Le FMI estime que les pertes directement liées au crédit hypothécaire à haut risque totalisent les 565 milliards. Mais puisque l'onde de choc se répercute désormais à l'ensemble du marché du crédit et des prêts hypothécaires, l'ampleur du désastre atteint les 945 milliards. «La crise a dépassé les confins du marché américain du subprime, pour toucher concrètement les principaux marchés de l'immobilier d'entreprise et résidentiel, le crédit à la consommation et le crédit aux entreprises», a retenu le FMI dans un rapport particulièrement sévère à l'égard des banques d'affaires de Wall Street. Il a résumé son attaque en parlant d'une «prise de risque excessive» et d'un «manque de rigueur» au sein d'«institutions faiblement capitalisées».
Le FMI voit cependant quelques améliorations à l'environnement actuel, sous l'action ciblée des banques centrales. Mais la sortie de crise est ralentie par une conjoncture économique venant exercer des pressions supplémentaires sur les états financiers des banques. Sur cet aspect, les notes de la réunion du 18 mars de la Réserve fédérale font officiellement ressortir un scénario de récession. La Fed y évoque une contraction du PIB américain au premier semestre de 2008, qui doit être suivie par une reprise lente au second semestre. Certains membres du comité monétaire ont cependant brandi le spectre d'un ralentissement «sévère et prolongé» de l'économie américaine.
Dans ces notes qui ont accompagné une réduction de 75 points du taux directeur, à 2,25%, la Fed a noté l'absence de signaux de stabilisation du marché immobilier américain et l'intensification des mesures de resserrement des conditions du crédit. La banque centrale a parlé de marchés financiers «inhabituellement fragiles», fragilité exacerbée par une détérioration du marché du travail qui a fait perdre à l'économie américaine 232 000 emplois au premier trimestre de 2008.
Autre signe récent de détérioration du marché immobilier, les ventes de maisons existantes sont tombées en février à leur niveau le plus bas des huit dernières années aux États-Unis, selon les données publiées hier par la National Association of Realtors. L'indice de l'association se situait à 84,6 en février, contre 86,2 en janvier. Il était de 107,6 en février 2007.

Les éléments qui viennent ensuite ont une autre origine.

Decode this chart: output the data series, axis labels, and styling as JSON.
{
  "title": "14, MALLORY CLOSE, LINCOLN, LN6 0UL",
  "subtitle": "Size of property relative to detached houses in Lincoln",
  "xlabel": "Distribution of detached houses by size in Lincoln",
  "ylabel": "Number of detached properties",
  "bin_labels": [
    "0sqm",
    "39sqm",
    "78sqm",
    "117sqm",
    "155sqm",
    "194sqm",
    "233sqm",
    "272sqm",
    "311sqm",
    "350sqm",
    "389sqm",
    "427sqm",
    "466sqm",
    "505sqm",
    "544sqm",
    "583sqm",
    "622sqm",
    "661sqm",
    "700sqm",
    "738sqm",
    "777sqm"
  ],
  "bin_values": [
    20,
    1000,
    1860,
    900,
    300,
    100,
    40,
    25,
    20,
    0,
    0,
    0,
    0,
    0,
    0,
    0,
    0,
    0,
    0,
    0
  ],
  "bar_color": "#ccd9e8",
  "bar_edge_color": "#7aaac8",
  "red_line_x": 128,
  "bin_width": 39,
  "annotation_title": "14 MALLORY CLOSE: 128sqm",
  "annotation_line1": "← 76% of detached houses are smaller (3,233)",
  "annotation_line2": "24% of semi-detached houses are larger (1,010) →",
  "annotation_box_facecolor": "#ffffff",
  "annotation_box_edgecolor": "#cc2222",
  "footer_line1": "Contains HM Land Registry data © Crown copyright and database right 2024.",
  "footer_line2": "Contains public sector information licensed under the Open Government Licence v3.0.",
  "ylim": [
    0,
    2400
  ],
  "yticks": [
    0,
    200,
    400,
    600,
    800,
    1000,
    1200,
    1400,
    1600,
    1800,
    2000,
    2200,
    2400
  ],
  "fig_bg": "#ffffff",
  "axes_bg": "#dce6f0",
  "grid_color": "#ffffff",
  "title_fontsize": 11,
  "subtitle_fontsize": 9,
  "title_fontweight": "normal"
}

Et en réponse au manque de liquidités dans le système bancaire, la Fed a procédé hier à de nouvelles enchères de titres financiers totalisant 50 milliards de dollars. Il s'agit de la neuvième opération du genre menée par la banque centrale américaine depuis que ces facilités d'emprunt élargies sont mises à la disposition des banques. Au total, depuis décembre, la Fed a ainsi injecté 310 milliards dans le système bancaire américain sous forme de prêts à court terme.